Every childhood has its own mythology, I suppose, and the key point in my own is that I was born on the day of Super Bowl I. As the story goes—and goes and goes and goes—I was born first in my family, not only ahead of my brothers but also ahead of all my cousins, and as such there were nerves galore. Relatives on multiple continents paced and worried and waited anxiously for the news.
All, that is, except my father, who, as family legend has it, sat unbothered in the waiting room watching that first Super Bowl—before it was officially even called the Super Bowl—between the Green Bay Packers and Kansas City Chiefs.
“How can you sit there and watch football?” my grandmother somewhat famously yelled at him—famous in our family legend, anyway—at which point he said something to the effect of it being the Super Bowl and there wasn’t anything he could do anyway. This was long before fathers were both allowed and expected to be in the delivery room.

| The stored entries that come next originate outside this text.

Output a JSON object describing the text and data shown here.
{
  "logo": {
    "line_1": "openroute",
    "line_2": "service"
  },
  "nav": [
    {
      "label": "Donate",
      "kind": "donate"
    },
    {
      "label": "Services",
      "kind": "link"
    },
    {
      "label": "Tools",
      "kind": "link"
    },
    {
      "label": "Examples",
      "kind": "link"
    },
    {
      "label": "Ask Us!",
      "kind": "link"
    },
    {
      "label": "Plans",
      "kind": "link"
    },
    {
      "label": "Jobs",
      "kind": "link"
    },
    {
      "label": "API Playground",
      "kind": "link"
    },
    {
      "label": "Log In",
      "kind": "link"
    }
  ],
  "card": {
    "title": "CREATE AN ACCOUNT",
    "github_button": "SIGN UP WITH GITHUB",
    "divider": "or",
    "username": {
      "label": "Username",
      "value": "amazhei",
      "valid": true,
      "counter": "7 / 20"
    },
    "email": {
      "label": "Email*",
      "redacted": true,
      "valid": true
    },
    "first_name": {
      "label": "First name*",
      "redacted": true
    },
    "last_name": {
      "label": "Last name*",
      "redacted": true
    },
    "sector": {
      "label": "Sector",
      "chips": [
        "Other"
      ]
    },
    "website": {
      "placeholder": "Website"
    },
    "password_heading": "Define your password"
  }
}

This story was used often to explain why I grew up such a sports fanatic. I mean: What could you expect? His father was watching the Super Bowl when I was born. My grandfather, a Holocaust survivor who used to pull out the sports section every morning so that he could happily jam it in the kitchen trash bin before beginning his reading, could never understand why his oldest grandchild would waste his time and energy on such nonsense, such mishegoss.
I don’t think he ever fully forgave my father for watching the Super Bowl when he should have been properly pacing back and forth, nervously awaiting my birth.